Just as he worries about me,
I am concerned with the way people treat him on the phone at work.
He is the hardest worker I have ever known...
even if that means putting aside what has happened and cold calling strangers in an attempt to get them to see that he is trying to help them in this time of financial uncertainty.
People say the the meanest, rudest things to him.
What ever happened to being polite?
I just hate that he has to endure it.
It is hard enough to find the strength to get out of bed most days,
let alone to face that.
Another one of my prayers that still hangs somewhere between here and heaven...
just waiting to be answered in one way or another.

We went to the high risk doctor yesterday.
Another area of our life that is not black and white,
but varying shades of gray.
There is nothing evident,
but we have proof that is can happen for us: Will.
What happened with him is still unknown,
but I know we have to keep having faith and trust.
We are just struggling with the strength we need to keep brushing ourselves off.
Last week felt like ripping a scab off a cut that wasn't close to being healed.
And it hurt.

In church on Sunday, across the front board said...
"Who can heal us?"
Well, that we all know.
But what I have been questioning, 
is how exactly?
And then it came:
we are healed through God but he uses people....
community.
We are healed through community.
And that has made this last year so much harder.
We hadn't established a community here yet.

Last fall, when we had our loss in Sept.
The people I worked with, the kids, the parents...
were simply wonderful.
And it was through them,
that I as able to pick myself up and move forward.
I was healed because of people and the compassion they showed.
And now?
I wish I still had that daily contact,
that job to do.
But this blog and being by family again,
has helped fill a piece of that void which was left when we moved.
I cannot express how humbling it has been to read the comments and emails...
and to just know,
that people are still there to provide that support.
And I am grateful beyond words.

So now?
After everything and a little research,
I am officially considered high-risk.
There are orders for some blood work,
but in the meantime I am supposed to take an extra folic acid supplement and baby aspirin along with my prenatal vitamin.
But I am trying to focus my attention away from all the "what-ifs" and "why's"
because it is hard not to take it personal when 
the news is plastered with Octomom drama and other nonsense.

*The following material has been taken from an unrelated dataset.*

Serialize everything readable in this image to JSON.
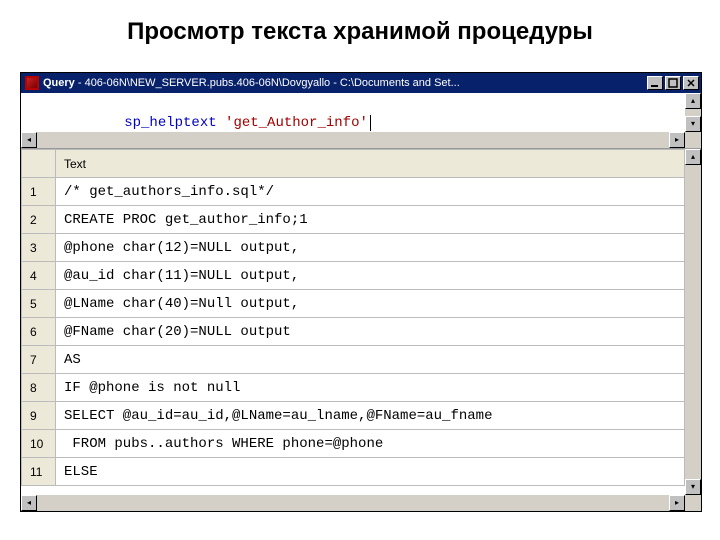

Because the last few days I haven't been able to get something out of my head.
After we handed Will off to the nurse for the last time,
Tim wheeled me through the NICU to my room...
as we passed by the room he was in,
his little empty bed,
still lit up,
stared back at me.
Reality that he was no longer there.
And that memory,
is poignant.
Because as parents,
we loved him so much...
that we would rather let him go
than have him stay and suffer in this life.
Even if it meant suffering for the rest of ours...
And part of me prays that maybe, 
there is some other mom out there...
who knows she can't provide her child with the variety of things they may need.
And that she loves her child enough,
to let them go.
Because I know there are so many couples out there,
who would do anything to have a baby.
And while we have begun to consider adoption,
that is one roller coaster I don't have the courage to jump on just yet.

That same nurse we handed Will to... told me something the other day.
It was about the blankets all of you graciously donated money for in honor of Will.
She said they have used a couple,
and my heart sank knowing that some other parent is now on this journey...
but she also said that they were thankful and the blankets have been a comfort.
So thank you,
to everyone
who helped us make that possible.
To provide a tiny bit of comfort
in such a dark time.

I don't know about how that makes anyone else feel,
but I feel better when I'm able to do things for others.
And I want to be able to do more.

2 comments:

The Gardners said...

I have followed your blog for quite some time now and I want you to know that you are constantly in our prayers and thoughts.

Megan Smith said...

You never cease to amaze me Julie - God is certainly blessing my life through you friend!

I hope you realize that you "community" stretches far beyond even those who follow your blog. I've shared your story with many friends, churches and even my workmates - all of whom are praying for you and Tim (and even now for Will - we love him so much!).

I'm proud of every one of the days you can even tear yourself out of bed - what an encouragement you are to me. A true testement of: I can do all things through Christ who strengthens me!!!!